Nei giorni in cui vi è stato un caldo afoso, a Gorizia e nel goriziano, si sono verificati una serie di episodi che hanno semplicemente esasperato gli animi. Dalla scazzottata tra due richiedenti asilo a Gorizia, tanto che qualcuno ha evocato che una rissa in quel luogo non accadeva dai tempi della guerra, dalle urla ed azioni di disturbo sull'Isonzo, alla caccia e morte del cigno, alla tentata violenza nei confronti di una donna a Gorizia. Ora, premesso che atti e fatti di delinquenza vanno puniti e trattati come tali, e lungi dal voler giustificare fatti deprecabili, è innegabile che a Gorizia vi è una percezione diversa se il fatto sia compiuto da un richiedente asilo piuttosto che da un normale cittadino italiano. I motivi sono molteplici, spesso frutto anche dell'esasperazione che è maturata in città per ragioni o torti ben noti nei confronti di queste persone.

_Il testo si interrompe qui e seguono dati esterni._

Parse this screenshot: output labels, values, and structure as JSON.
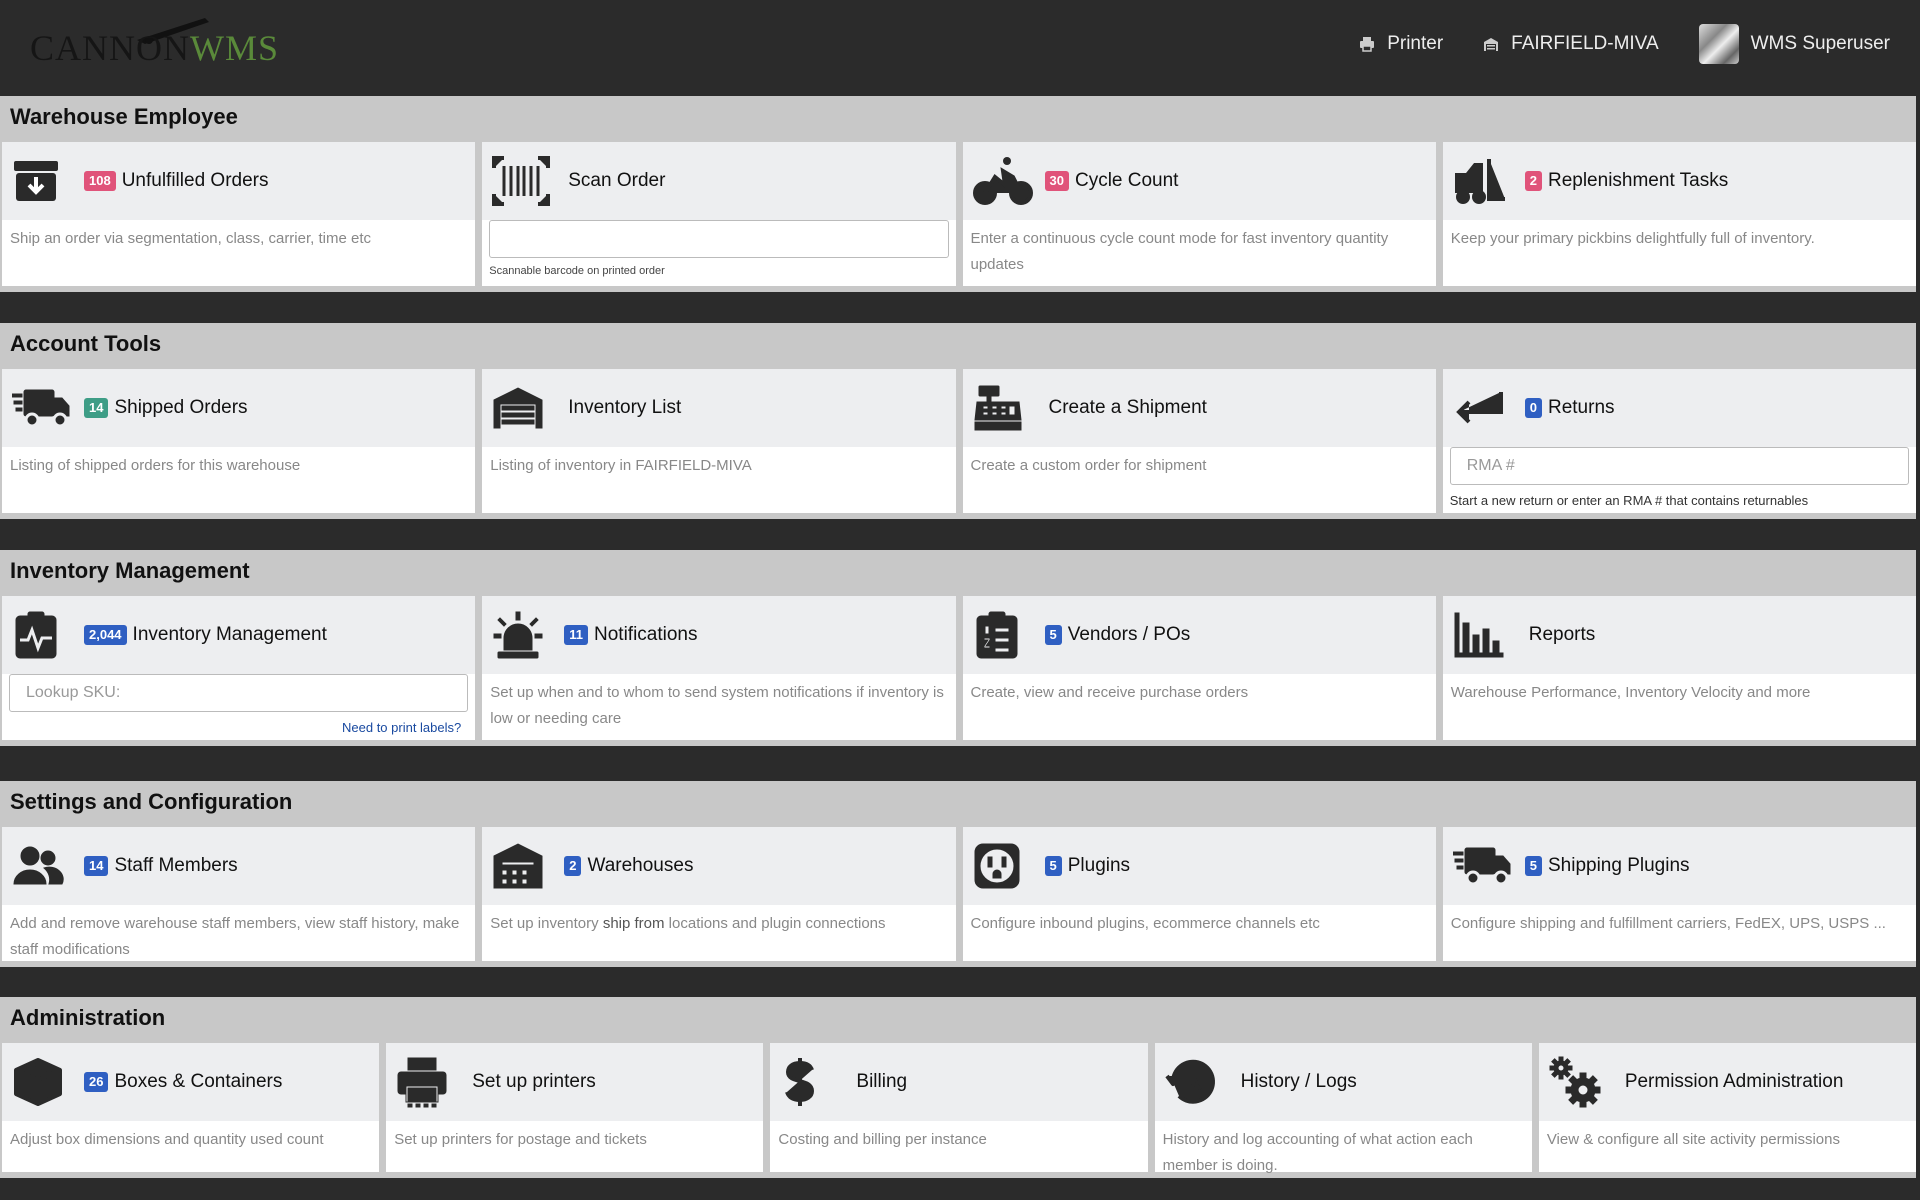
{
  "header": {
    "logo_text_1": "CANNON",
    "logo_text_2": "WMS",
    "printer_label": "Printer",
    "warehouse_label": "FAIRFIELD-MIVA",
    "user_label": "WMS Superuser"
  },
  "sections": {
    "warehouse_employee": {
      "title": "Warehouse Employee",
      "unfulfilled": {
        "badge": "108",
        "title": "Unfulfilled Orders",
        "desc": "Ship an order via segmentation, class, carrier, time etc"
      },
      "scan_order": {
        "title": "Scan Order",
        "input_value": "",
        "note": "Scannable barcode on printed order"
      },
      "cycle_count": {
        "badge": "30",
        "title": "Cycle Count",
        "desc": "Enter a continuous cycle count mode for fast inventory quantity updates"
      },
      "replenishment": {
        "badge": "2",
        "title": "Replenishment Tasks",
        "desc": "Keep your primary pickbins delightfully full of inventory."
      }
    },
    "account_tools": {
      "title": "Account Tools",
      "shipped": {
        "badge": "14",
        "title": "Shipped Orders",
        "desc": "Listing of shipped orders for this warehouse"
      },
      "inventory_list": {
        "title": "Inventory List",
        "desc": "Listing of inventory in FAIRFIELD-MIVA"
      },
      "create_shipment": {
        "title": "Create a Shipment",
        "desc": "Create a custom order for shipment"
      },
      "returns": {
        "badge": "0",
        "title": "Returns",
        "placeholder": "RMA #",
        "note": "Start a new return or enter an RMA # that contains returnables"
      }
    },
    "inventory_management": {
      "title": "Inventory Management",
      "inv_mgmt": {
        "badge": "2,044",
        "title": "Inventory Management",
        "placeholder": "Lookup SKU:",
        "link": "Need to print labels?"
      },
      "notifications": {
        "badge": "11",
        "title": "Notifications",
        "desc": "Set up when and to whom to send system notifications if inventory is low or needing care"
      },
      "vendors": {
        "badge": "5",
        "title": "Vendors / POs",
        "desc": "Create, view and receive purchase orders"
      },
      "reports": {
        "title": "Reports",
        "desc": "Warehouse Performance, Inventory Velocity and more"
      }
    },
    "settings": {
      "title": "Settings and Configuration",
      "staff": {
        "badge": "14",
        "title": "Staff Members",
        "desc": "Add and remove warehouse staff members, view staff history, make staff modifications"
      },
      "warehouses": {
        "badge": "2",
        "title": "Warehouses",
        "desc_1": "Set up inventory ",
        "desc_bold": "ship from",
        "desc_2": " locations and plugin connections"
      },
      "plugins": {
        "badge": "5",
        "title": "Plugins",
        "desc": "Configure inbound plugins, ecommerce channels etc"
      },
      "shipping_plugins": {
        "badge": "5",
        "title": "Shipping Plugins",
        "desc": "Configure shipping and fulfillment carriers, FedEX, UPS, USPS ..."
      }
    },
    "administration": {
      "title": "Administration",
      "boxes": {
        "badge": "26",
        "title": "Boxes & Containers",
        "desc": "Adjust box dimensions and quantity used count"
      },
      "printers": {
        "title": "Set up printers",
        "desc": "Set up printers for postage and tickets"
      },
      "billing": {
        "title": "Billing",
        "desc": "Costing and billing per instance"
      },
      "history": {
        "title": "History / Logs",
        "desc": "History and log accounting of what action each member is doing."
      },
      "permissions": {
        "title": "Permission Administration",
        "desc": "View & configure all site activity permissions"
      }
    }
  }
}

Ma è anche vero che probabilmente ci si aspetta un comportamento diverso, più ligio, più rigoroso, da chi viene "accolto" e fuggitivo da guerre o persecuzioni.
Non volendo entrare nel merito di alcuni episodi che si sono verificati, anche per rispetto di chi per competenza deve approfondire e comprendere se sussistono ipotesi reali di reato o meno e come perseguirle, una cosa deve essere tassativa, non si può e non si deve generalizzare o creare per ragioni politico elettorali un clima di paura che rischia di favorire se non una caccia allo "straniero" certamente una situazione di assoluta intolleranza e di insicurezza in città, in una Gorizia che è una città notoriamente piccola e sicura.
Chi delinque verrà trattato come tale e con le regole dello stato di diritto, chi subisce violenze odiose e deprecabili deve ricevere solidarietà senza che vi sia alcuna strumentalizzazione.
E colgo l'occasione per ribadire in questa sede un concetto che reputo significativo anche se non comunemente condiviso ed accettato. Pazienza. Dico quello che penso e scrivo quello che dico. A parer mio, i richiedenti asilo, fin dal primo inserimento in Italia, devono frequentare corsi obbligatori di italiano, devono andare a scuola, con percorsi differenziati in base al tipo basilare di istruzione in loro possesso. La conoscenza della lingua è fondamentale e non solo della lingua. L'integrazione deve passare attraverso l'istruzione. Ed il nostro sistema, anche locale, è stato letteralmente catastrofico in tal senso. Se non si conosce la lingua, se non si conosce l'abc sussistente in Italia, se non si ha un minimo di istruzione, come potrà mai esserci integrazione minima e rispetto delle "regole" civili di reciproca convivenza? Eppure ciò potrebbe essere anche una grande fonte occupazionale e non solo. Noi viviamo in una situazione sociale molto tesa, con la disoccupazione a livelli impressionanti, con un degrado sociale e culturale significativo e dove la politica della pancia prevale su quella della ragione e del buon senso. L'accoglienza umanitaria è un dovere ed un diritto, ma affinché vi possa essere integrazione, che non può passare sempre per le vie dell'abusato sistema del volontariato, ma che deve passare per le vie Istituzionali, vi deve essere Istruzione.